J’ai commencé à courir il y a un mois avec ma copine, afin de perdre un peu de poids et je dois reconnaître que je commence à y prendre vraiment goût !
Mais combien de temps as-tu mis pour atteindre cette vitesse ? (J’ai fais mon premier 10km chronométré ce WE en 58′ pour te donner une idée, mais même en faisant du fractionné, je n’arrive que difficilement à descendre en dessous des 4’30/km !!)
, le 02.05.2014 à 10:58
4’30 au kil c’est excellent à mon sens…
, le 02.05.2014 à 11:53
J’ai commencé à courir fin 2007 début 2008.
Mon premier 10km était autour de 50′ sans préparation particulière et mon second 10km en moins de 43′ (de peu) début 2009.
Je peux courir longtemps à rythme régulier mais pas forcément très vite.
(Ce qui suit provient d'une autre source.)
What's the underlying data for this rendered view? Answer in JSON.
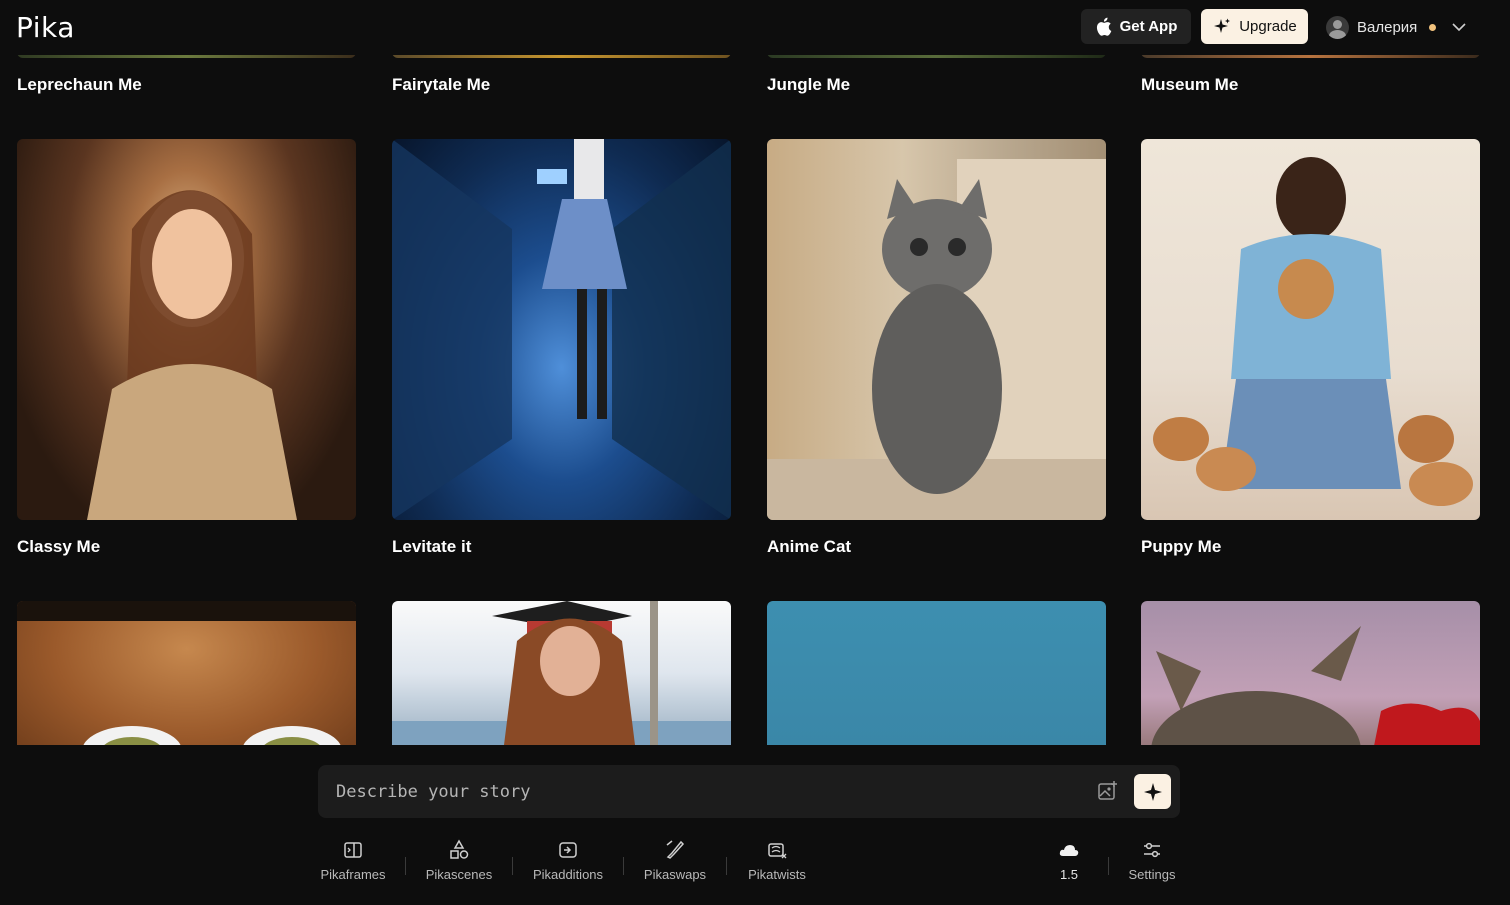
{
  "header": {
    "logo": "Pika",
    "get_app_label": "Get App",
    "upgrade_label": "Upgrade",
    "user_name": "Валерия"
  },
  "cards_row1": [
    {
      "title": "Leprechaun Me"
    },
    {
      "title": "Fairytale Me"
    },
    {
      "title": "Jungle Me"
    },
    {
      "title": "Museum Me"
    }
  ],
  "cards_row2": [
    {
      "title": "Classy Me"
    },
    {
      "title": "Levitate it"
    },
    {
      "title": "Anime Cat"
    },
    {
      "title": "Puppy Me"
    }
  ],
  "composer": {
    "placeholder": "Describe your story"
  },
  "tools": [
    {
      "label": "Pikaframes",
      "icon": "frames-icon"
    },
    {
      "label": "Pikascenes",
      "icon": "shapes-icon"
    },
    {
      "label": "Pikadditions",
      "icon": "add-object-icon"
    },
    {
      "label": "Pikaswaps",
      "icon": "brush-icon"
    },
    {
      "label": "Pikatwists",
      "icon": "twist-icon"
    }
  ],
  "model": {
    "label": "1.5",
    "icon": "cloud-icon"
  },
  "settings": {
    "label": "Settings",
    "icon": "settings-sliders-icon"
  },
  "colors": {
    "background": "#0d0d0d",
    "upgrade_bg": "#fbf1e3",
    "status_dot": "#f1c27d"
  }
}
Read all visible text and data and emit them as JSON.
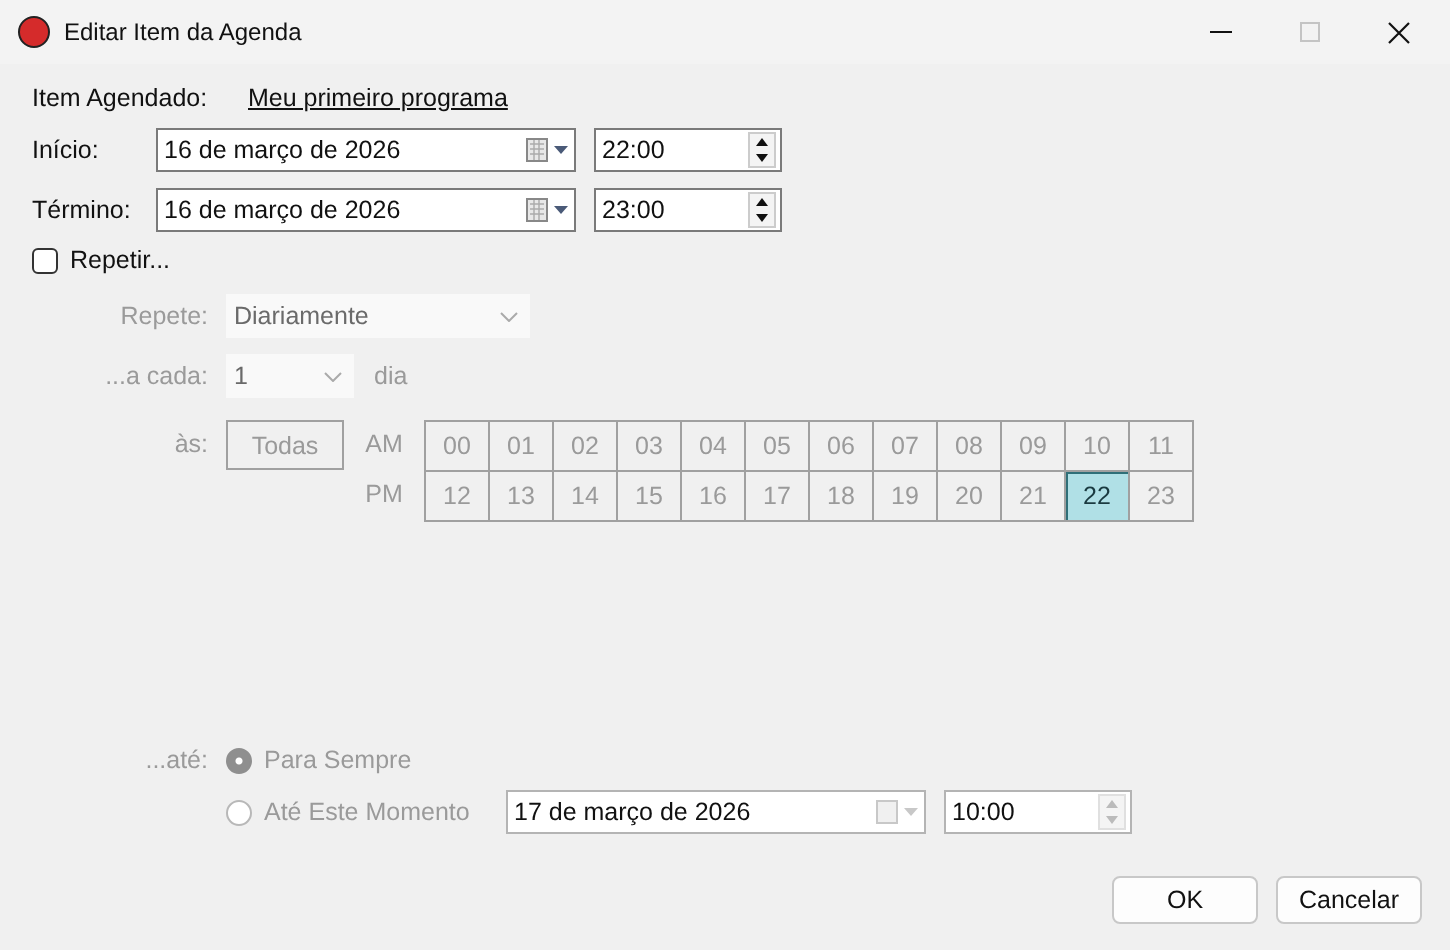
{
  "window": {
    "title": "Editar Item da Agenda",
    "maximize_enabled": false
  },
  "item": {
    "label": "Item Agendado:",
    "link": "Meu primeiro programa"
  },
  "start": {
    "label": "Início:",
    "date": "16 de março de 2026",
    "time": "22:00"
  },
  "end": {
    "label": "Término:",
    "date": "16 de março de 2026",
    "time": "23:00"
  },
  "repeat": {
    "label": "Repetir...",
    "checked": false
  },
  "repeat_mode": {
    "label": "Repete:",
    "value": "Diariamente"
  },
  "interval": {
    "label": "...a cada:",
    "value": "1",
    "unit": "dia"
  },
  "at": {
    "label": "às:",
    "all_button": "Todas",
    "rows": [
      {
        "label": "AM",
        "hours": [
          {
            "label": "00",
            "selected": false
          },
          {
            "label": "01",
            "selected": false
          },
          {
            "label": "02",
            "selected": false
          },
          {
            "label": "03",
            "selected": false
          },
          {
            "label": "04",
            "selected": false
          },
          {
            "label": "05",
            "selected": false
          },
          {
            "label": "06",
            "selected": false
          },
          {
            "label": "07",
            "selected": false
          },
          {
            "label": "08",
            "selected": false
          },
          {
            "label": "09",
            "selected": false
          },
          {
            "label": "10",
            "selected": false
          },
          {
            "label": "11",
            "selected": false
          }
        ]
      },
      {
        "label": "PM",
        "hours": [
          {
            "label": "12",
            "selected": false
          },
          {
            "label": "13",
            "selected": false
          },
          {
            "label": "14",
            "selected": false
          },
          {
            "label": "15",
            "selected": false
          },
          {
            "label": "16",
            "selected": false
          },
          {
            "label": "17",
            "selected": false
          },
          {
            "label": "18",
            "selected": false
          },
          {
            "label": "19",
            "selected": false
          },
          {
            "label": "20",
            "selected": false
          },
          {
            "label": "21",
            "selected": false
          },
          {
            "label": "22",
            "selected": true
          },
          {
            "label": "23",
            "selected": false
          }
        ]
      }
    ]
  },
  "until": {
    "label": "...até:",
    "options": [
      {
        "label": "Para Sempre",
        "selected": true
      },
      {
        "label": "Até Este Momento",
        "selected": false
      }
    ],
    "date": "17 de março de 2026",
    "time": "10:00"
  },
  "buttons": [
    "OK",
    "Cancelar"
  ]
}
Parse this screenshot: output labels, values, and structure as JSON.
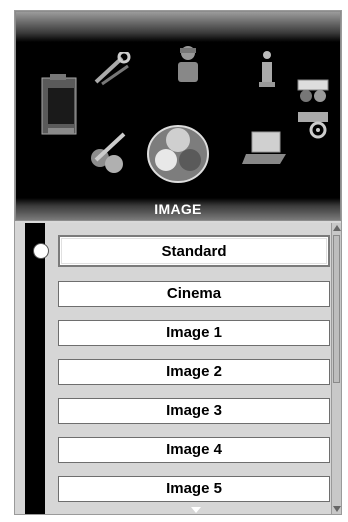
{
  "menu": {
    "title": "IMAGE",
    "icons": [
      "display-icon",
      "wrench-icon",
      "person-icon",
      "info-icon",
      "projector-icon",
      "screen-settings-icon",
      "laptop-icon",
      "image-spheres-icon",
      "color-adjust-icon"
    ]
  },
  "list": {
    "items": [
      {
        "label": "Standard",
        "selected": true
      },
      {
        "label": "Cinema"
      },
      {
        "label": "Image 1"
      },
      {
        "label": "Image 2"
      },
      {
        "label": "Image 3"
      },
      {
        "label": "Image 4"
      },
      {
        "label": "Image 5"
      }
    ]
  },
  "colors": {
    "panel_background": "#000000",
    "list_background": "#d6d6d6",
    "item_background": "#ffffff"
  }
}
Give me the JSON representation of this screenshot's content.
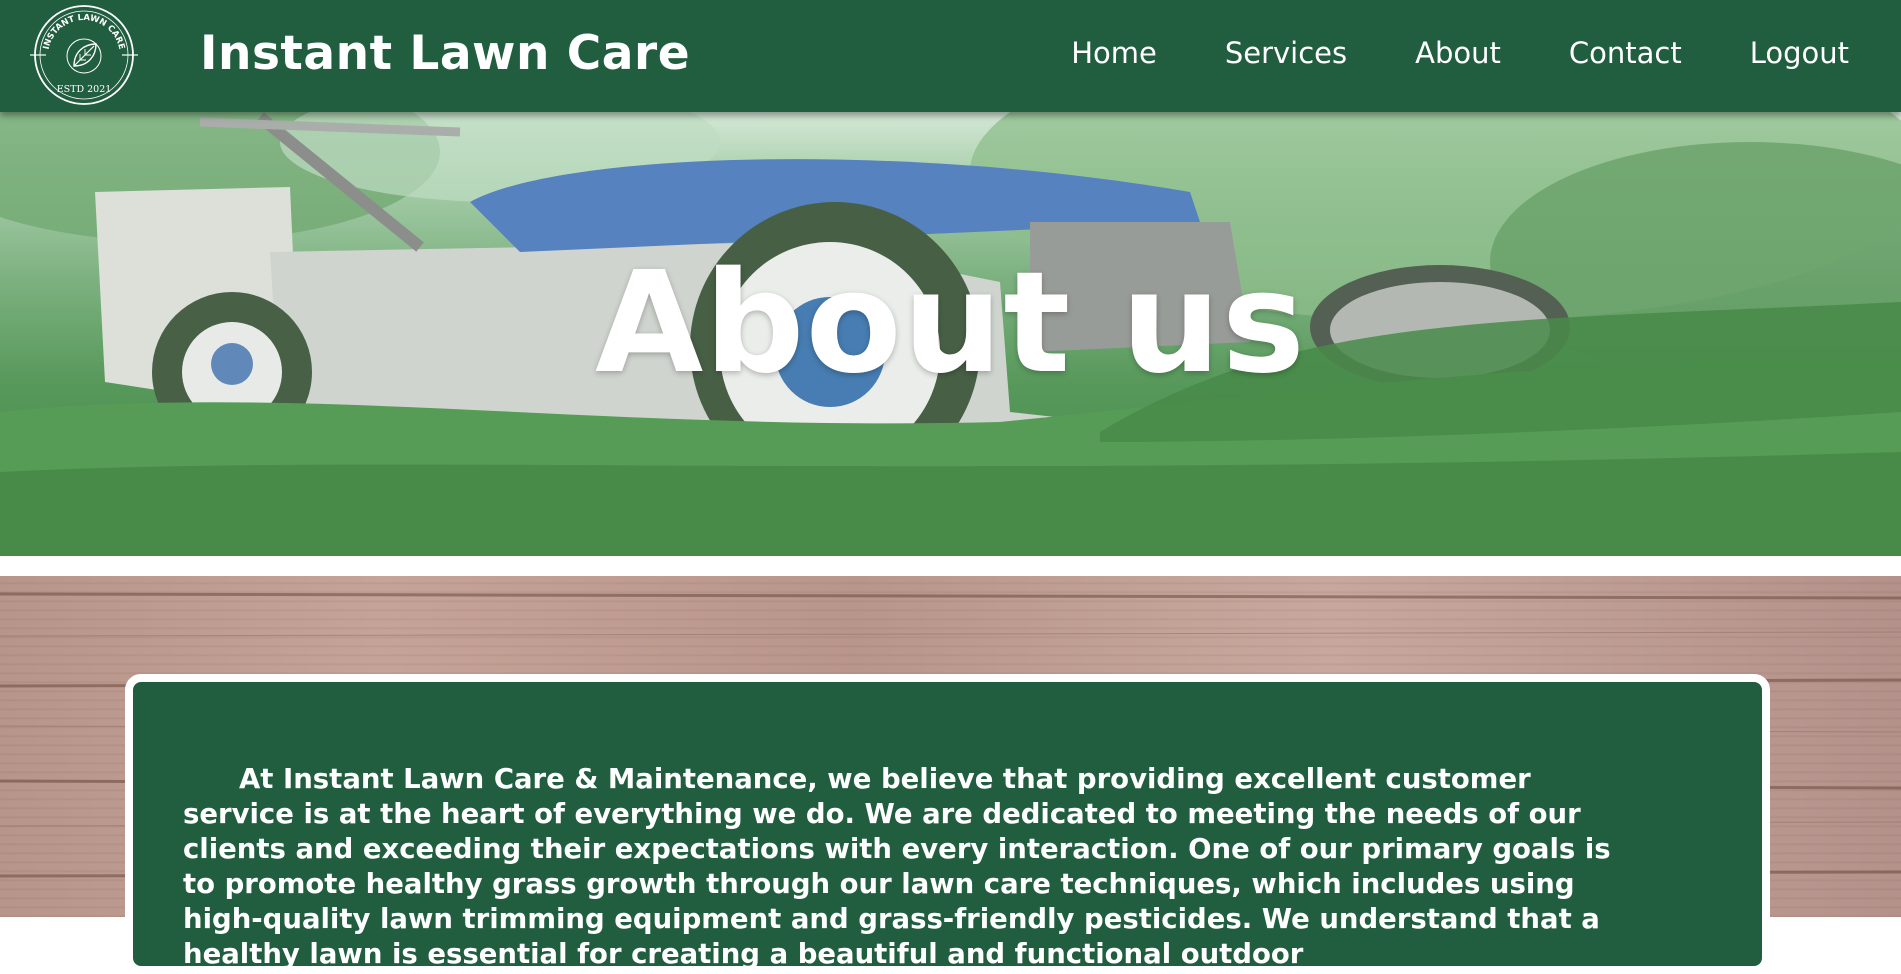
{
  "header": {
    "logo": {
      "arc_text": "INSTANT LAWN CARE",
      "bottom_text": "ESTD 2021",
      "icon": "leaf-icon"
    },
    "title": "Instant Lawn Care",
    "nav": [
      {
        "label": "Home"
      },
      {
        "label": "Services"
      },
      {
        "label": "About"
      },
      {
        "label": "Contact"
      },
      {
        "label": "Logout"
      }
    ]
  },
  "hero": {
    "title": "About us",
    "image": "lawn-mower-on-grass"
  },
  "about": {
    "paragraph": "At Instant Lawn Care & Maintenance, we believe that providing excellent customer service is at the heart of everything we do. We are dedicated to meeting the needs of our clients and exceeding their expectations with every interaction. One of our primary goals is to promote healthy grass growth through our lawn care techniques, which includes using high-quality lawn trimming equipment and grass-friendly pesticides. We understand that a healthy lawn is essential for creating a beautiful and functional outdoor"
  },
  "colors": {
    "brand_green": "#215e40",
    "text": "#ffffff"
  }
}
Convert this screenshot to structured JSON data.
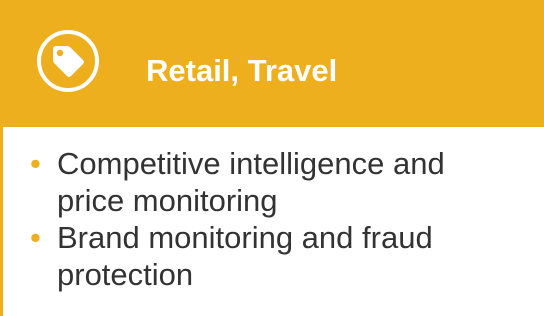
{
  "header": {
    "icon": "price-tag-icon",
    "title": "Retail, Travel"
  },
  "bullets": {
    "marker": "•",
    "items": [
      "Competitive intelligence and price monitoring",
      "Brand monitoring and fraud protection"
    ]
  },
  "colors": {
    "accent": "#EEAF1E",
    "text": "#333333",
    "header_text": "#FFFFFF"
  }
}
Je ne suis pas sur de pouvoir courir 3h15 sur un marathon sauf avec un entraînement lourd de 5 séances par semaine.
En revanche, je dois pouvoir faire le semi en moins d’ 1h35 et le 10km en 40′ avec une préparation correcte mais pas chronophage.
Tout cela dépend de votre physionomie corporelle, cardiaque et respiratoire.
, le 02.05.2014 à 11:56
4’30 au kil ce n’est pas à la portée de tout le monde.
Patience, cela ne fait qu’un mois.
Refais un 10km après 6 mois, je pense que la progression sera fulgurante.
Ensuite, mixe bien endurance et fractionné. Et pour le fractionné, pas que du très court. Faut se faire mal sur des 800m, des 1000 et des 2000 aussi. Surtout pour un 10 bornes.
, le 02.05.2014 à 12:46
Merci de ces encouragements !
En tous cas ton article donne vraiment envie de continuer et même si je ne suis qu’au début, je me suis surpris à avoir envie de courir en voyant un jogger ce matin, alors que j’étais il y a quelques mois encore comme l’était Dominique avant (à penser que c’était une façon un peu absurde de se dépenser !)
De plus (cet article et ses commentaires en sont la preuve) le running est un sport où il y a beaucoup plus de partage qu’on pourrait le croire !!